Zusätzliche Erläuterungen:

  • Nachlassspaltung: Die Aufteilung des Nachlasses in verschiedene Nachlassteile, für die unterschiedliche Rechtsordnungen gelten.
  • Internationales Privatrecht (IPR): Die Rechtsordnung, die bestimmt, welches Recht in einem Fall mit Auslandsbezug anzuwenden ist.
  • EGBGB: Das Einführungsgesetz zum Bürgerlichen Gesetzbuche enthält die deutschen Regeln des Internationalen Privatrechts.
  • Deutsch-türkisches Nachlassabkommen: Ein Staatsvertrag zwischen Deutschland und der Türkei, der das anwendbare Erbrecht bei Erbfällen mit Bezug zu beiden Staaten regelt.
  • Güterstand: Die rechtliche Ordnung des Vermögens von Ehegatten.
  • Zugewinngemeinschaft: Der gesetzliche Güterstand in Deutschland, bei dem jeder Ehegatte sein eigenes Vermögen behält, aber im Falle der Scheidung oder des Todes einen Anspruch auf den Zugewinn hat, den der andere Ehegatte während der Ehe erzielt hat.

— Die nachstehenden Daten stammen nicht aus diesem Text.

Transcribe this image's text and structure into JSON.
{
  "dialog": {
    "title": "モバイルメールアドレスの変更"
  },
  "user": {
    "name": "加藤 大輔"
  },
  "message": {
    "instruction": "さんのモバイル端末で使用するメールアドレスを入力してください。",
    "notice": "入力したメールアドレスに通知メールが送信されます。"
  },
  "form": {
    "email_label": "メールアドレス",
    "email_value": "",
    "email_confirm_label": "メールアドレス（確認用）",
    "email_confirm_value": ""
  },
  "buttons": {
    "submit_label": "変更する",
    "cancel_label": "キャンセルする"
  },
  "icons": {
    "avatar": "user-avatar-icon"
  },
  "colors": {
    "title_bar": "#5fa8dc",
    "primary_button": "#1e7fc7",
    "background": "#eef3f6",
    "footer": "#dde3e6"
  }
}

Erbfolge eines türkischen Staatsangehörigen – OLG Hamm Beschluss 21.3.2019 – I – 10 W 31/17

Zusammenfassend lässt sich sagen:

Das OLG Hamm hat in seinem Beschluss die erbrechtlichen und güterrechtlichen Folgen eines Erbfalls mit Bezug zur Türkei und zu Deutschland klargestellt.

Hinsichtlich des in Deutschland gelegenen Grundstücks war deutsches Erbrecht anwendbar.

Die Erbquote der Ehefrau war jedoch nicht nach § 1371 BGB zu erhöhen, da die Ehegatten nach türkischem Recht verheiratet waren und das türkische Recht keine Zugewinngemeinschaft kennt.